Başından beri 65 yaş üzeri insanları ücretsiz taşıma yüzünden zarar ettiğinizi ve yasayı bu yüzden uygulamadığınızı defalarca söylemenize rağmen...
Olay savcılığa intikal edince kalkıp "Meğer biz kandırılmışız. Aslında 65 yaş üzeri insanları ücretsiz taşıdığımız için değil, e- bilet adaletsizliği yüzünden zarar ediyormuşuz" bahanesiyle olaydan sıyrılmaya çalışacaksınız.
Kusura bakmayın ama, tüm bu yapılanlardan sonra, böylesine komik gerekçelerle, kimse bugüne kadar yaptıklarınızı unutmaz.
Kimse, tüm bu yapılanlardan sonra size "Haklıymışsınız" demez.
Hiç kimse, bu yaptığınız onca hoş olmayan hareketler sonrasında,sizi affetmez.
Hatta...
Olayın savcılığa intikal etmesi sonrasında yaptığınız geri dönüş manevrası bile sizi kurtarmaya yetmez.
Bunca yaşananların ardından, Halk Otobüsçüleri bundan böyle yüzde yüz haklı oldukları konuda bile hiç kimseyi ikna edemez.
Halk Otobüsçüleri düştükleri bu kötü durum nedeniyle birilerinden hesap soracaklarsa eğer...
Soracakları hesap, bu güne kadar yaptıkları gibi 65 yaş üzerindeki insanlardan değil, kendilerini bu saçma sapan eylemi yapmaya sevk edenlerden sormalı.
Umarız sorarlar...
......

Kıbrıs'ta yargı bağımsızlığı konferansı vermiş...

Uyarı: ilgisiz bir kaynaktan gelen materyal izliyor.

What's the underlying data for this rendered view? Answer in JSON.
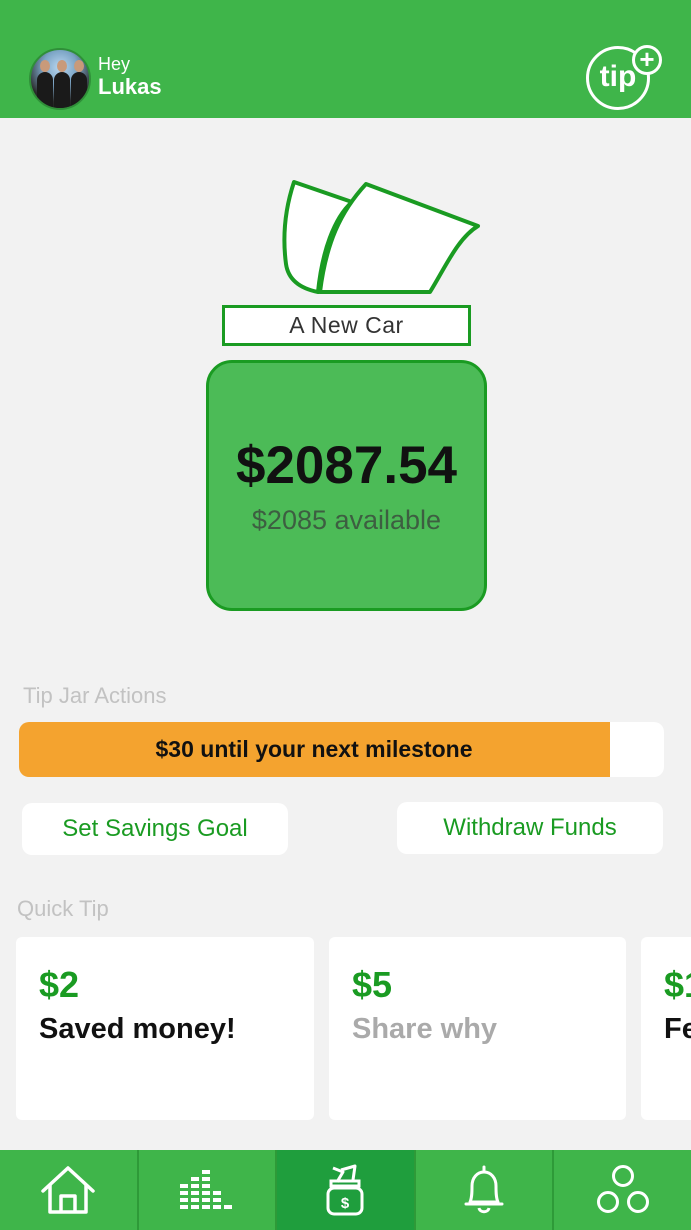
{
  "header": {
    "greeting": "Hey",
    "user_name": "Lukas",
    "tip_button_label": "tip",
    "tip_plus": "+"
  },
  "jar": {
    "goal_name": "A New Car",
    "balance": "$2087.54",
    "available": "$2085 available"
  },
  "actions": {
    "section_label": "Tip Jar Actions",
    "milestone_text": "$30 until your next milestone",
    "milestone_progress": 0.917,
    "set_goal_label": "Set Savings Goal",
    "withdraw_label": "Withdraw Funds"
  },
  "quick_tip": {
    "section_label": "Quick Tip",
    "cards": [
      {
        "amount": "$2",
        "message": "Saved money!"
      },
      {
        "amount": "$5",
        "message": "Share why"
      },
      {
        "amount": "$1",
        "message": "Fe"
      }
    ]
  },
  "tabs": [
    {
      "icon": "home-icon",
      "active": false
    },
    {
      "icon": "stats-icon",
      "active": false
    },
    {
      "icon": "tip-jar-icon",
      "active": true
    },
    {
      "icon": "bell-icon",
      "active": false
    },
    {
      "icon": "circles-icon",
      "active": false
    }
  ],
  "colors": {
    "brand_green": "#3fb54a",
    "dark_green": "#1a9b22",
    "milestone_orange": "#f4a32f",
    "background": "#f2f2f2"
  }
}
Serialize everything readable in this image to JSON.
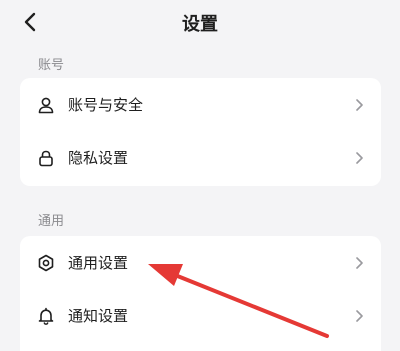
{
  "header": {
    "title": "设置"
  },
  "sections": [
    {
      "label": "账号",
      "items": [
        {
          "label": "账号与安全",
          "icon": "person-icon"
        },
        {
          "label": "隐私设置",
          "icon": "lock-icon"
        }
      ]
    },
    {
      "label": "通用",
      "items": [
        {
          "label": "通用设置",
          "icon": "gear-icon"
        },
        {
          "label": "通知设置",
          "icon": "bell-icon"
        }
      ]
    }
  ],
  "colors": {
    "background": "#f4f4f6",
    "card": "#ffffff",
    "annotation_arrow": "#e53935",
    "secondary_text": "#8a8a8e",
    "chevron": "#9a9a9e"
  },
  "annotation": {
    "type": "arrow",
    "points_to": "通用设置"
  }
}
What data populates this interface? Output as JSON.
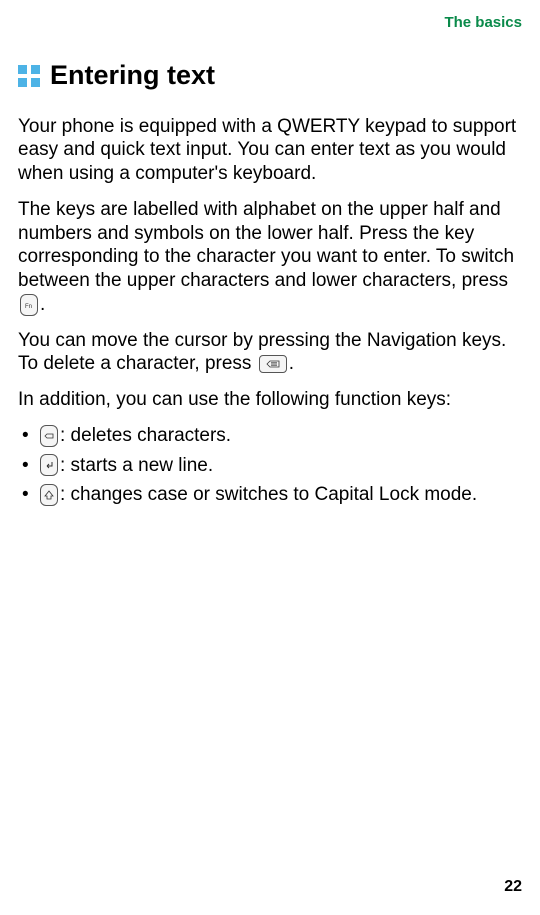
{
  "header": {
    "section_label": "The basics"
  },
  "heading": {
    "text": "Entering text"
  },
  "paragraphs": {
    "p1": "Your phone is equipped with a QWERTY keypad to support easy and quick text input. You can enter text as you would when using a computer's keyboard.",
    "p2": "The keys are labelled with alphabet on the upper half and numbers and symbols on the lower half. Press the key corresponding to the character you want to enter. To switch between the upper characters and lower characters, press ",
    "p2_after": ".",
    "p3_before": "You can move the cursor by pressing the Navigation keys. To delete a character, press ",
    "p3_after": ".",
    "p4": "In addition, you can use the following function keys:"
  },
  "bullets": {
    "b1_after": ": deletes characters.",
    "b2_after": ": starts a new line.",
    "b3_after": ": changes case or switches to Capital Lock mode."
  },
  "icons": {
    "fn_key": "fn-key-icon",
    "delete_key": "delete-key-icon",
    "backspace_key": "backspace-key-icon",
    "enter_key": "enter-key-icon",
    "shift_key": "shift-key-icon"
  },
  "page_number": "22"
}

Cumhuriyet Halk Partisi'nden ihraç edilen Eskişehir milletvekili Süheyl Batum Kıbrıs'a gitmiş.

Doğu Akdeniz Üniversitesi Hukuk Fakültesi'nin konuğu olarak konferansa katılmış Süheyl Batum.

Konferansın konusu da, "Hukuk Devleti ve Yargı Bağımsızlığı" imiş.



Süheyl Batum'un, Kıbrıs'ta önceki gün düzenlenen konferansta neler konuştuğunu bilemiyoruz.

Ancak...

Konferansın konusuna baktığımızda, CHP'de kendi başına gelenleri de anlattığını tahmin etmek çok zor olmasa gerek...
.......



Olağanüstü kongre kararı bazen kurtarıcı olur...



Eskişehirspor'da iyi gitmeyen bir durum var.

Bu kötü gidiş haliyle eleştiri konusu oluyor.

Nasıl eleştirilmesin ki!

Üst üste alınan başarısız sonuçlar, yönetimde birbiri ardına gerçekleşen istifalar, borç yükünün her geçen gün artması, istifa eden yöneticilerin bombardımanı ve takımın en önemli futbolcularının kulüpten ayrılma noktasına gelmesi.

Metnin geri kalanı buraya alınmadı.